Dans notre première chronique sur l’élection de Bolsonaro comme futur président du Brésil, nous vous avons expliqué le contexte politique des dernières années : l’absence de tradition démocratique, le rôle des médias, les formidables avancées économiques et sociales des années Lula, puis la revanche de la droite contre sa successeure Dilma Rousseff. Nous vous avons aussi parlé des deux hydres qui ravagent ce pays: la violence et la corruption. Dans cette 2ème chronique nous dévoilons la stratégie mise en place par Bolsonaro pour se faire élire.

Le Trump brésilien ?

Bolsonaro est souvent appelé le Trump brésilien car, en effet, il partage avec Trump l’extrême agressivité de son discours, le simplisme de ses arguments, le besoin constant de la provocation. Mais là où Trump semble avoir eu envie de devenir président des États-Unis un peu sur un coup de tête, comme un enfant gâté qui estime que lui aussi a bien le droit de devenir président, Bolsonaro développe une stratégie de pouvoir depuis de longues années. Il veut depuis longtemps rétablir la loi et l’ordre dans un pays qu’il estime gangrené par les dérives sociales et surtout morales. Il est particulièrement choqué par les réformes des années Lula et Rousseff qui ont élargi les droits humains, qui ont donné des droits aux membres de la communauté LGBT et, pire encore, qui ont inscrit l’éducation sexuelle des enfants dans les programmes scolaires. La haine de Bolsonaro envers les homosexuels est sans limite puisqu’il a avoué que si son fils s’avérait être homosexuel, il préférerait le voir mourir. Pour Bolsonaro, les droits humains ne servent que d’alibi pour protéger les criminels, les femmes sont avant tout des machines à fabriquer des enfants et il est donc normal qu’elles soient moins bien rémunérées que les hommes, les homosexuels sont des menaces pour la famille et les valeurs chrétiennes.

Bolsonaro et les Evangélistes

Bolsonaro, qui est catholique, a compris l’intérêt qu’il avait à construire sa prise de pouvoir en s’appuyant sur les églises évangéliques. Mais qui sont donc ces évangélistes ? Tout comme aux États-Unis, les églises évangéliques, qui sont d’obédience protestante et s’apparentent à des sectes, ont connu une ascension fulgurante au Brésil. En 1970, 90% de la population brésilienne se disait catholique. Aujourd’hui ils ne sont plus que 65%, alors que 27% de la population se déclare membre d’une église évangélique. Tout comme aux États-Unis, ces églises sont le plus souvent des entreprises commerciales dirigées par des pasteurs auto-proclamés qui possèdent des chaînes de télévision et des journaux qui leur servent à propager leur message.

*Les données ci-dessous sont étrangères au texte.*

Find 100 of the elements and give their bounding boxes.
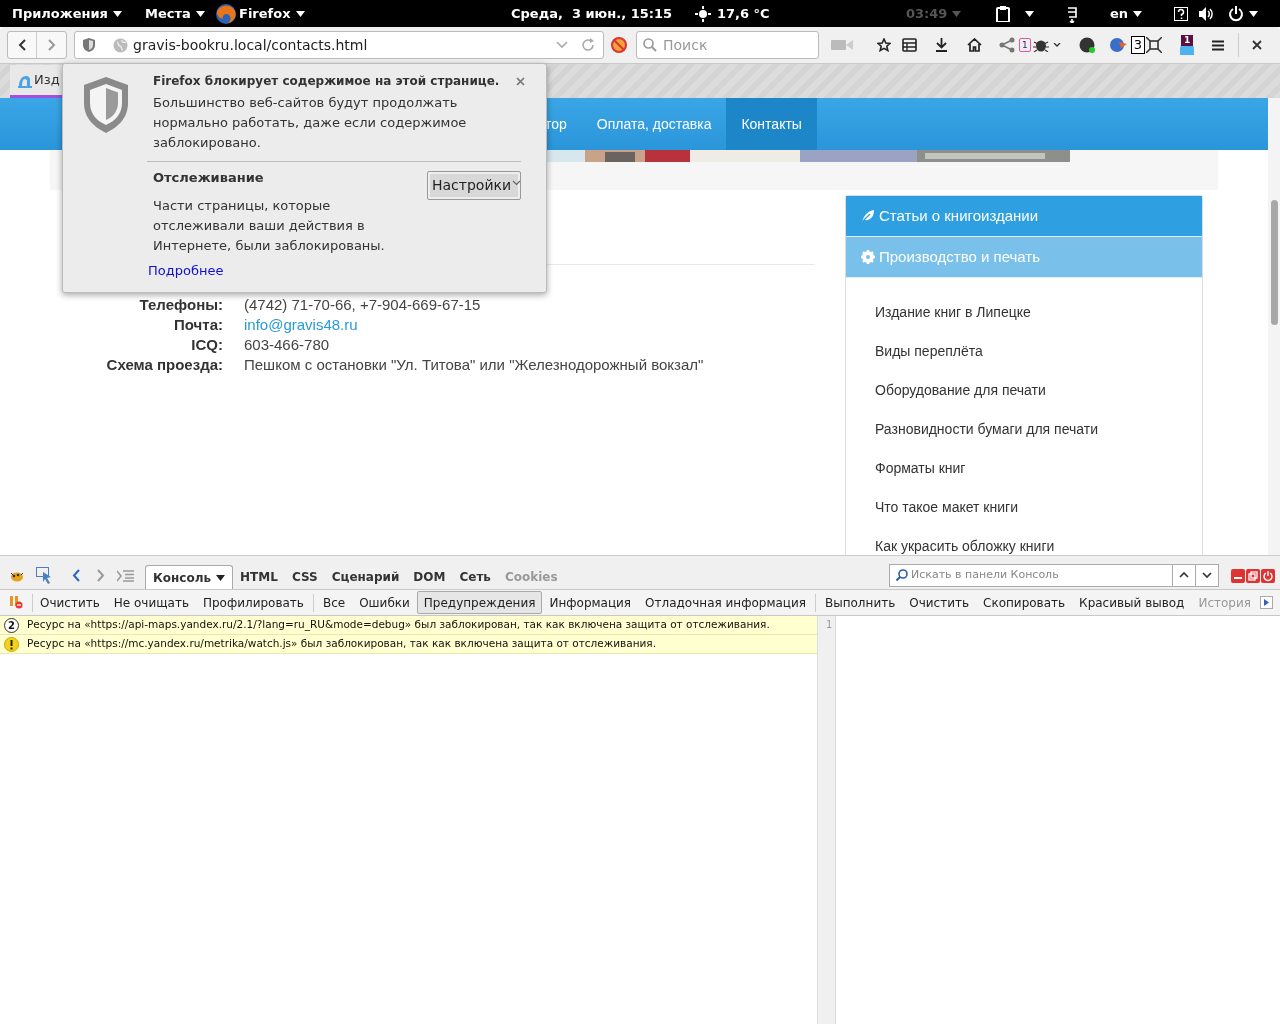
- toolbar-button[interactable]: Профилировать: [195, 591, 311, 614]
- leaf-icon: [861, 209, 875, 223]
- notification-badge: 1: [1180, 35, 1194, 46]
- back-icon[interactable]: [72, 569, 80, 582]
- panel-tab[interactable]: Консоль: [145, 565, 234, 589]
- warning-icon: [4, 636, 19, 652]
- shield-icon: [82, 76, 130, 134]
- panel-tab[interactable]: Сеть: [452, 565, 498, 589]
- caret-icon: [295, 10, 305, 17]
- toolbar-button[interactable]: Не очищать: [106, 591, 196, 614]
- popup-text: Большинство веб-сайтов будут продолжать нормально работать, даже если содержимое заблокировано.: [153, 94, 468, 152]
- clipboard-icon[interactable]: [996, 5, 1010, 22]
- sidebar-link[interactable]: Как украсить обложку книги: [875, 536, 1202, 555]
- command-line-icon[interactable]: [117, 569, 134, 582]
- help-icon[interactable]: [1174, 6, 1188, 21]
- fox-globe-icon: [215, 2, 237, 25]
- scrollbar-thumb[interactable]: [1271, 200, 1278, 325]
- clock[interactable]: Среда, 3 июн., 15:15: [511, 3, 672, 24]
- close-icon[interactable]: [1252, 40, 1262, 50]
- filter-button[interactable]: Все: [315, 591, 353, 614]
- panel-tab[interactable]: CSS: [284, 565, 325, 589]
- contact-value: Пешком с остановки "Ул. Титова" или "Железнодорожный вокзал": [244, 355, 704, 375]
- globe-icon[interactable]: [1108, 37, 1127, 53]
- reading-list-icon[interactable]: [902, 38, 917, 52]
- toolbar-button[interactable]: Скопировать: [976, 591, 1073, 614]
- caret-icon: [1249, 10, 1258, 17]
- play-icon: [1264, 599, 1269, 606]
- back-icon: [18, 39, 26, 51]
- caret-icon: [195, 10, 205, 17]
- blocked-addon-icon[interactable]: [611, 37, 627, 53]
- browser-tab[interactable]: Изд: [10, 65, 62, 98]
- sidebar-link[interactable]: Оборудование для печати: [875, 380, 1202, 400]
- globe-icon: [113, 37, 128, 53]
- panel-tab[interactable]: HTML: [233, 565, 285, 589]
- detach-icon[interactable]: [1246, 568, 1260, 583]
- star-icon[interactable]: [877, 38, 891, 52]
- more-button[interactable]: [1260, 596, 1273, 609]
- menu-icon[interactable]: [1212, 39, 1224, 51]
- section-title: Отслеживание: [153, 170, 265, 186]
- popup-text: Части страницы, которые отслеживали ваши действия в Интернете, были заблокированы.: [153, 197, 386, 255]
- app-menu[interactable]: Firefox: [215, 2, 305, 25]
- sun-icon: [695, 5, 711, 22]
- shield-icon[interactable]: [83, 38, 95, 52]
- more-link[interactable]: Подробнее: [148, 261, 224, 281]
- popup-title: Firefox блокирует содержимое на этой странице.: [153, 73, 501, 89]
- sidebar-link[interactable]: Издание книг в Липецке: [875, 302, 1202, 322]
- contact-label: Телефоны:: [139, 295, 223, 315]
- menu-item[interactable]: Контакты: [726, 98, 817, 150]
- filter-button[interactable]: Информация: [542, 591, 639, 614]
- toolbar-button[interactable]: Выполнить: [817, 591, 903, 614]
- dropdown-icon[interactable]: [1052, 42, 1061, 48]
- line-number: 1: [825, 619, 832, 631]
- panel-tab[interactable]: Сценарий: [324, 565, 407, 589]
- address-field[interactable]: gravis-bookru.local/contacts.html: [74, 31, 604, 59]
- home-icon[interactable]: [967, 38, 982, 52]
- count-badge: 2: [4, 617, 19, 633]
- search-box[interactable]: Поиск: [636, 31, 819, 59]
- volume-icon[interactable]: [1199, 6, 1215, 21]
- keyboard-layout-icon[interactable]: [1066, 4, 1078, 23]
- crosshair-icon[interactable]: [1146, 37, 1162, 53]
- sidebar-link[interactable]: Виды переплёта: [875, 341, 1202, 361]
- share-icon[interactable]: [999, 37, 1015, 53]
- caret-icon: [216, 574, 226, 581]
- settings-button[interactable]: Настройки: [427, 171, 521, 200]
- sidebar-link[interactable]: Форматы книг: [875, 458, 1202, 478]
- applications-menu[interactable]: Приложения: [12, 3, 122, 24]
- language-menu[interactable]: en: [1110, 3, 1143, 24]
- filter-button[interactable]: Ошибки: [352, 591, 417, 614]
- bug-icon[interactable]: [1032, 38, 1049, 52]
- forward-icon: [47, 39, 56, 51]
- toolbar-button[interactable]: Очистить: [902, 591, 977, 614]
- sidebar-link[interactable]: Разновидности бумаги для печати: [875, 419, 1202, 439]
- toolbar-button[interactable]: Очистить: [33, 591, 107, 614]
- console-message: Ресурс на «https://mc.yandex.ru/metrika/watch.js» был заблокирован, так как включена защита от отслеживания.: [27, 636, 656, 652]
- filter-button[interactable]: Предупреждения: [416, 591, 543, 614]
- power-icon[interactable]: [1228, 5, 1244, 22]
- panel-tab[interactable]: DOM: [406, 565, 453, 589]
- up-icon: [1179, 572, 1189, 578]
- download-icon[interactable]: [935, 38, 948, 52]
- down-icon: [1202, 572, 1212, 578]
- counter-badge: 3: [1130, 36, 1145, 54]
- search-icon: [896, 569, 908, 581]
- forward-icon[interactable]: [97, 569, 105, 582]
- pause-errors-icon[interactable]: [9, 596, 23, 609]
- caret-icon: [952, 10, 962, 17]
- sidebar-link[interactable]: Что такое макет книги: [875, 497, 1202, 517]
- filter-button[interactable]: Отладочная информация: [638, 591, 813, 614]
- places-menu[interactable]: Места: [145, 3, 205, 24]
- toolbar-button[interactable]: Красивый вывод: [1072, 591, 1192, 614]
- gear-icon: [861, 250, 875, 264]
- caret-icon: [112, 10, 122, 17]
- minimize-icon[interactable]: [1231, 568, 1245, 583]
- search-icon: [643, 38, 657, 52]
- weather-reading[interactable]: 17,6 °C: [717, 3, 770, 24]
- search-field[interactable]: Поиск: [663, 34, 813, 56]
- inspect-icon[interactable]: [36, 567, 53, 584]
- panel-search-field[interactable]: Искать в панели Консоль: [911, 566, 1166, 584]
- caret-icon: [1133, 10, 1143, 17]
- contact-label: ICQ:: [191, 335, 223, 355]
- panel-search-box[interactable]: Искать в панели Консоль: [889, 563, 1219, 587]
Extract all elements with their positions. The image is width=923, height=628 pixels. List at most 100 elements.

Pendant des années, les églises évangéliques se sont présentées comme apolitiques. Leur programme: la défense de dieu, de la famille et de la patrie. Elles se sont fortement implantées dans les quartiers pauvres affectés par la violence et le crime lié au trafic de la drogue. Elles ont alors développé un discours prônant la loi et l’ordre, le recours à la force pour tuer tous ceux qui sont soupçonnés d’être des délinquants, puis l’appel aux militaires pour rétablir l’ordre dans les quartiers où les moyens policiers étaient insuffisants.

Balle, Bœuf et Bible

Mais elles ont ensuite compris tout l’intérêt de porter leur message dans l’espace politique. Au cours des 10 dernières années, ces églises ont fait élire des nombres croissants de leurs membres dans les parlements, au niveau fédéral et des États. Leur cri de ralliement est devenu BBB, pour “Bala, Boi e Bíblia“, qui veut dire “Balle, Bœuf et Bible“. Une balle pour tuer les criminels, revendiquant ainsi le droit de porter les armes ; le bœuf pour symboliser les revendications de l’industrie agro-alimentaire à exploiter les terres réservées aux populations indigènes ; et la bible comme l’arme de dieu qui doit protéger le peuple brésilien contre le droit à l’avortement ou le mariage entre personnes de même sexe.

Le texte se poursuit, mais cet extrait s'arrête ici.